By: Craig Gilman

American Military University

As a military spouse, you are both capable of and often expected to be master of all things, especially when your service member is deployed or otherwise away from home and family for extended periods of time.  Do you realize that the same ability to acquire the knowledge and skills needed to keep things running smoothly on the home front can contribute to your success in the classroom?

Multiple Intelligences: How Many Do You Have?

Many adults come to understand that they possess a unique combination of learning styles or ways that they receive and processes information through their senses. According to the VARK model, the four common learning styles are visual, aural, reading/writing, and kinesthetic/tactile.  Whether figuring out how to complete a home project or homework assignment, understanding one’s learning style enables you to select ways in which to learn the things that will help you to accomplish a new task.

Multiple Intelligences (MI) theory concentrates on the cognitive processes that take place once information arrives to the brain. In the 1980s, Howard Gardner introduced the theory of Multiple Intelligences. He initially defined seven separate intelligences and then added two more.

The nine intelligences are:

  • Verbal/Linguistic
  • Logical/Mathematical
  • Visual/Spatial
  • Bodily-Kinesthetic
  • Musical
  • Interpersonal
  • Intrapersonal
  • Naturalistic
  • Existential

According to Gardner’s theory, intelligence encompasses the ability to create and solve problems and to create products or provide services that are valued within a real-world context, such as the home, work, community, and society at large.

Gardner concluded that all human beings possess all nine intelligences in varying degrees, each individual has a different intelligence profile, each intelligence occupies a different area of the brain, and the nine intelligences may operate in concert or independently from one another.

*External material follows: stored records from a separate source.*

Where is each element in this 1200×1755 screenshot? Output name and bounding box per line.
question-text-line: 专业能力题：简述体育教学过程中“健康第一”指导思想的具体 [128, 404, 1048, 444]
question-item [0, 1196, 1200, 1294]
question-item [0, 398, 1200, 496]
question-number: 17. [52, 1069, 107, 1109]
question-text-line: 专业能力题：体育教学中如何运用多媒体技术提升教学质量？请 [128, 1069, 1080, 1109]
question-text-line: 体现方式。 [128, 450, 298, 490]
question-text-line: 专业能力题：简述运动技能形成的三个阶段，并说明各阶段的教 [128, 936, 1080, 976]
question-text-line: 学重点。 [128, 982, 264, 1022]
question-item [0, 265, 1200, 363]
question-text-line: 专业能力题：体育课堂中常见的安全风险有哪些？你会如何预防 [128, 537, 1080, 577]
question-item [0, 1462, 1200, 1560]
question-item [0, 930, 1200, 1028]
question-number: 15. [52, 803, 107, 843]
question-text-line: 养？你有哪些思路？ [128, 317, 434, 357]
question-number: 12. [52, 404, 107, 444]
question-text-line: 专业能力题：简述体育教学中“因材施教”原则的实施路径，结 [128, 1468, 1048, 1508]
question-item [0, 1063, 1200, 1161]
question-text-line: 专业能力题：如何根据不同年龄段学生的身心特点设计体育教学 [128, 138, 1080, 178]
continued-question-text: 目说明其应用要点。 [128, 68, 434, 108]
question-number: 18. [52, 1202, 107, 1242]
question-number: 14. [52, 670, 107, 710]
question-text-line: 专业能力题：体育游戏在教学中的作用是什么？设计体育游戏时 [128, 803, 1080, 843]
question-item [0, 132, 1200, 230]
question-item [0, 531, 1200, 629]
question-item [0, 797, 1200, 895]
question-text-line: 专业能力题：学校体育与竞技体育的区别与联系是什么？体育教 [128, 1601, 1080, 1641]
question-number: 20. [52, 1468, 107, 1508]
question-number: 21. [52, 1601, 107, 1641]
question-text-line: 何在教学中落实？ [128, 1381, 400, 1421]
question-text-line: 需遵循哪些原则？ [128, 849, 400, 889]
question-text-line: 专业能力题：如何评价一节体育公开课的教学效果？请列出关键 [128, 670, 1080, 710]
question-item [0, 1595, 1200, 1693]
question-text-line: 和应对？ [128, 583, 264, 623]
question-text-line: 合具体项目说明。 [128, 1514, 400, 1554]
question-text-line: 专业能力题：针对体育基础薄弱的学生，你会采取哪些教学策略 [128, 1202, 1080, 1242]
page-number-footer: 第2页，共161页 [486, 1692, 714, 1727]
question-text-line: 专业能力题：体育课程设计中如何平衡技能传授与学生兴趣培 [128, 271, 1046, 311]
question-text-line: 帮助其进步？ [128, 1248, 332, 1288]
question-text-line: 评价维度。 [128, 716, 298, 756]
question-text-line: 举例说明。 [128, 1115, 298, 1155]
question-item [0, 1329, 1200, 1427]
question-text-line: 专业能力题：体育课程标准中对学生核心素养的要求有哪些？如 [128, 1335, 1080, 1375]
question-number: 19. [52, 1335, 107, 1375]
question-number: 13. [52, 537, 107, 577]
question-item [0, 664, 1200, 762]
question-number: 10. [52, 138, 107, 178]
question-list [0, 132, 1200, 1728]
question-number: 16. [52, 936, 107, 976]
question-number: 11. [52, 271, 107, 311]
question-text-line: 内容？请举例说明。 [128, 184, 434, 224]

Individuals will possess unique combinations of learning styles and intelligences. The advantage to you at home or school is that learning can be improved by understanding your intelligence profile and designing activities accordingly. In order to determine your profile, take a self-assessment created by Literacy.org.

Multiple Intelligences: Strategies for Success at Home and in the Classroom

Understating your MI profile, allows you to use the right tactics to find solutions to situations you face in your everyday life.

  • Verbal/linguistic: You prefer to read, write, listen, memorize, try word problems, and case studies. You learn best through hearing, reading, writing and speaking. Your needs include books, audio presentations, debate, discussion, and journals.
  • Mathematical/Logical: You prefer to ponder, work with numbers, conduct experiments, and solve problems. You learn best through working with relationships and patterns, classifying, categorizing, exploration, manipulation, observation, and abstract concepts.
  • Visual/Spatial: You prefer to build, draw, create, design, and observe. You learn best through pictures, diagrams, pictures, colors, modeling, illustrating, videos, maps, charts, graphs, and observation.
  • Bodily/Kinesthetic: You prefer to move, touch, question, and observe. You learn best by participating, deconstructing, building, role-play, simulations, and practice.
  • Musical: You prefer to sing, play an instrument, and to listen to music and poems. You learn best through audio, hearing music and songs, rhythm, and signing, reading aloud and attending performances.
  • Interpersonal: You prefer to discuss and participate in group work. You learn best through sharing, relating, debating, collaboration, comparison, networking and attending events.
  • Intrapersonal: You prefer choice, to work alone, reflect, and pursue interests that you have a specific interest in. You learn best through independent work, reflection, and self-paced projects in your own personal space.
  • Naturalistic: You prefer to be in the outdoors and to work with nature. You learn best through exploring natural habitats, make connections to real-life, and science experimentation.
  • Existential: You prefer choice, contemplation and comparison. You learn best through interaction, comparison, discussion, and self-expression.

Understanding your intelligences and how to tap into them should give you the confidence to be successful at home and in the classroom.